If you submit the protein and DNA separately this should work. You would then have the problem, though, of putting the two back together. What I would suggest is submitting the two jobs and emailing me when they are done. I would then remove them from the public part of the database, but you could still download the structural interpolations. I would suggest using a small number of interpolated frames, at least for a first try, to minimize compute time.

Packing Software on Mac OS X

The packing software on molvovdb geometry site working on Mac OS X? If not, can you help with porting it to work on Mac OS X?

There has been problems compiling the program and making it work on Mac OS X. The program was written by a lab member who no longer is available for this. Please continue using the web interface.

Sieve-Fit Program

Regarding the availability of the "sieve-fit". Do you have the program (source, script or whatever) or know who could provide it to me?

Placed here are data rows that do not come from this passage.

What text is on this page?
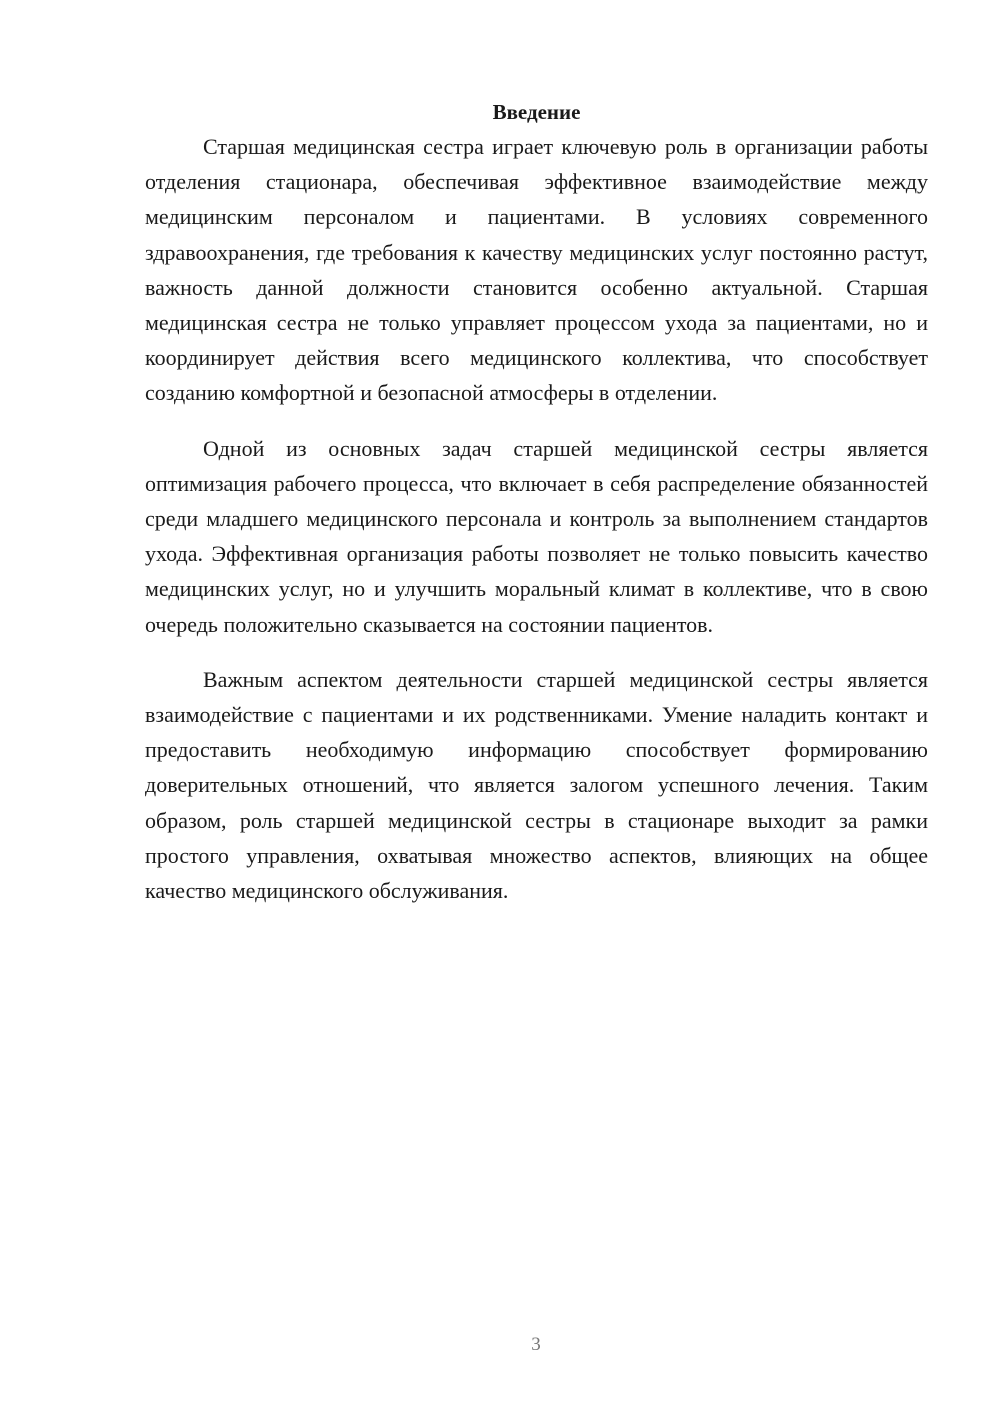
Введение

Старшая медицинская сестра играет ключевую роль в организации работы отделения стационара, обеспечивая эффективное взаимодействие между медицинским персоналом и пациентами. В условиях современного здравоохранения, где требования к качеству медицинских услуг постоянно растут, важность данной должности становится особенно актуальной. Старшая медицинская сестра не только управляет процессом ухода за пациентами, но и координирует действия всего медицинского коллектива, что способствует созданию комфортной и безопасной атмосферы в отделении.

Одной из основных задач старшей медицинской сестры является оптимизация рабочего процесса, что включает в себя распределение обязанностей среди младшего медицинского персонала и контроль за выполнением стандартов ухода. Эффективная организация работы позволяет не только повысить качество медицинских услуг, но и улучшить моральный климат в коллективе, что в свою очередь положительно сказывается на состоянии пациентов.

Важным аспектом деятельности старшей медицинской сестры является взаимодействие с пациентами и их родственниками. Умение наладить контакт и предоставить необходимую информацию способствует формированию доверительных отношений, что является залогом успешного лечения. Таким образом, роль старшей медицинской сестры в стационаре выходит за рамки простого управления, охватывая множество аспектов, влияющих на общее качество медицинского обслуживания.

3
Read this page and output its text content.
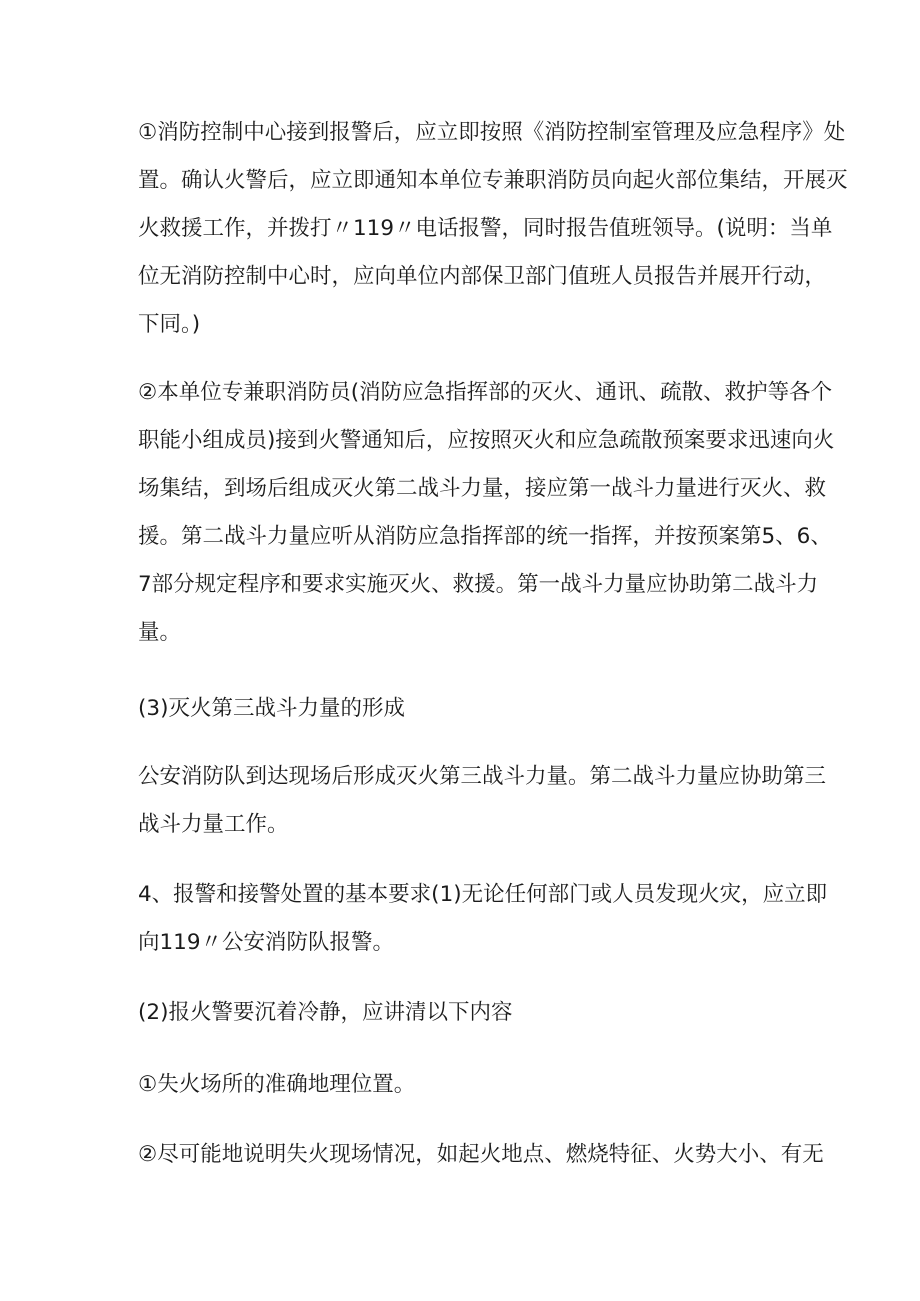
①消防控制中心接到报警后，应立即按照《消防控制室管理及应急程序》处
置。确认火警后，应立即通知本单位专兼职消防员向起火部位集结，开展灭
火救援工作，并拨打〃119〃电话报警，同时报告值班领导。(说明：当单
位无消防控制中心时，应向单位内部保卫部门值班人员报告并展开行动，
下同。)
②本单位专兼职消防员(消防应急指挥部的灭火、通讯、疏散、救护等各个
职能小组成员)接到火警通知后，应按照灭火和应急疏散预案要求迅速向火
场集结，到场后组成灭火第二战斗力量，接应第一战斗力量进行灭火、救
援。第二战斗力量应听从消防应急指挥部的统一指挥，并按预案第5、6、
7部分规定程序和要求实施灭火、救援。第一战斗力量应协助第二战斗力
量。
(3)灭火第三战斗力量的形成
公安消防队到达现场后形成灭火第三战斗力量。第二战斗力量应协助第三
战斗力量工作。
4、报警和接警处置的基本要求(1)无论任何部门或人员发现火灾，应立即
向119〃公安消防队报警。
(2)报火警要沉着冷静，应讲清以下内容
①失火场所的准确地理位置。
②尽可能地说明失火现场情况，如起火地点、燃烧特征、火势大小、有无
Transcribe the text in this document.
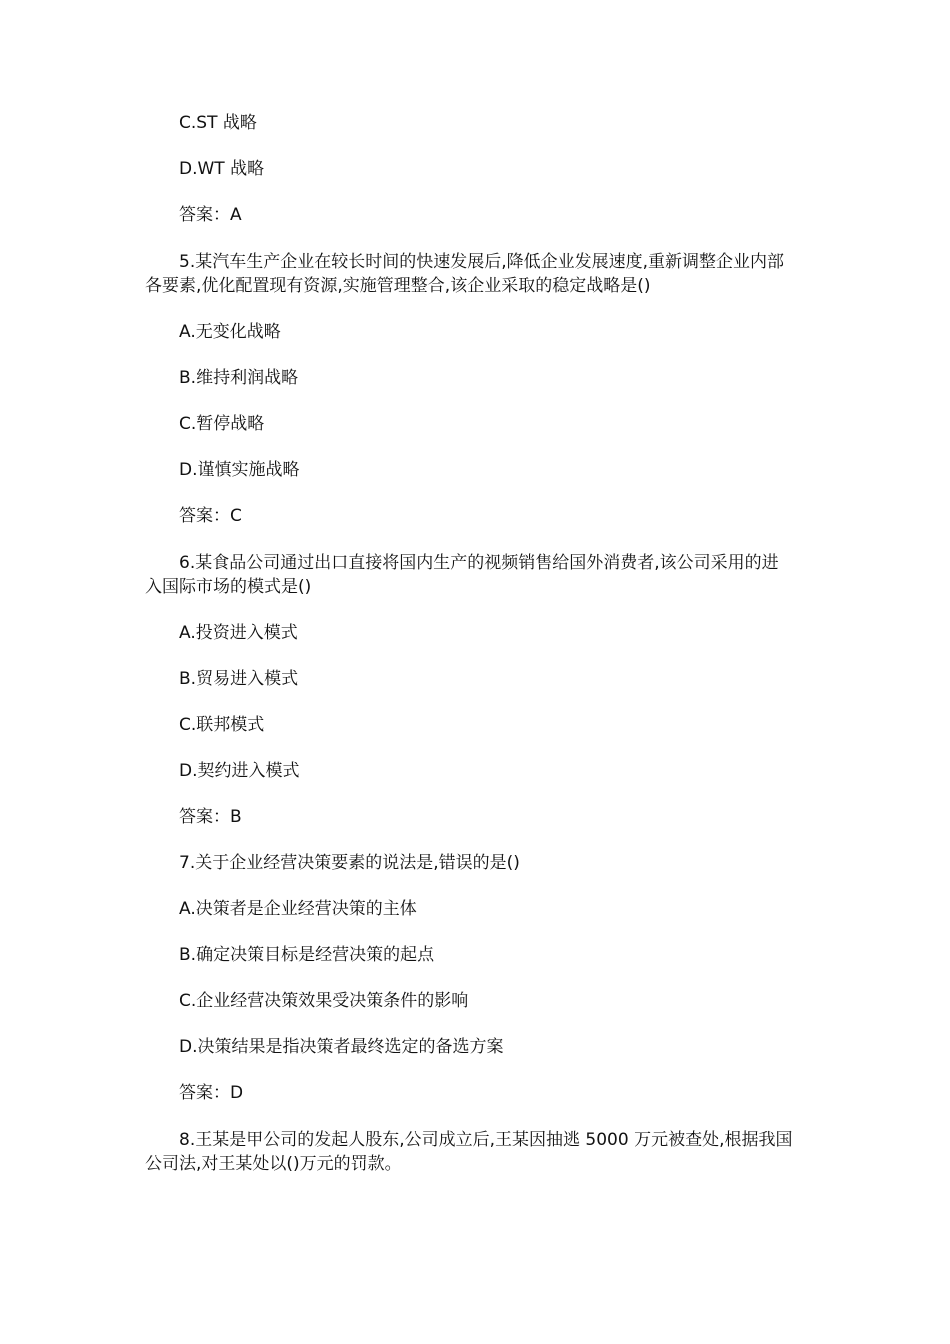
C.ST 战略
D.WT 战略
答案：A
5.某汽车生产企业在较长时间的快速发展后,降低企业发展速度,重新调整企业内部
各要素,优化配置现有资源,实施管理整合,该企业采取的稳定战略是()
A.无变化战略
B.维持利润战略
C.暂停战略
D.谨慎实施战略
答案：C
6.某食品公司通过出口直接将国内生产的视频销售给国外消费者,该公司采用的进
入国际市场的模式是()
A.投资进入模式
B.贸易进入模式
C.联邦模式
D.契约进入模式
答案：B
7.关于企业经营决策要素的说法是,错误的是()
A.决策者是企业经营决策的主体
B.确定决策目标是经营决策的起点
C.企业经营决策效果受决策条件的影响
D.决策结果是指决策者最终选定的备选方案
答案：D
8.王某是甲公司的发起人股东,公司成立后,王某因抽逃 5000 万元被查处,根据我国
公司法,对王某处以()万元的罚款。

see http://geometry.molmovdb.org/
then
http://bioinfo.mbb.yale.edu/geometry/screw-axis/

http://geometry.molmovdb.org/files/geometry/readme.html
then
http://geometry.molmovdb.org/files/geometry/src-prog3/sieve-fit.main.c

Complicated question regarding a protocol to decrease the transition

We are trying to calculate the energetic cost of the transition of two structures of TFIIB protein. I am using the CNS script available on the molmovdb to obtain multiples states along the transition between both structures. I am doing this from the xray to nmr structure on both ways. My problem is the following, after a few attempts I found a protocol to decrease the hysteresis of the transition. I begin with 500 frames and every frame energy minimizated with 500 powell steps. I tried to decreased even more the hysteresis and increase to 1000 steps with the same 500 powell steps. My problem began when in other attempt to decrease the hysterisis and I made 1500 frames with the same 500 powell steps, as you can see on the graph that I attached, It appears that the hysteresis increased with the 1500 steps. When I repeated the 1500 frames and minimizated with 1000 powell steps, the hysteresis decrease.

Do you think that this behavior is correct? Does it look strange that I have any energetic barrier of the transition?

I would be very cautious about assuming that a linear interpolation between two structures represents the thermodynamically most probable trajectory of motion. I don't know why using more frames would increase hysteresis -- presumably you mean that an energy difference resulted when the protein nearly finished its morph trajectory. Maybe the coarser interpolation jumped over a barrier and found a more favorable path. If you clarify what you are doing I may be able to provide a hint, though I think most likely I do not have a rigorous answer for you.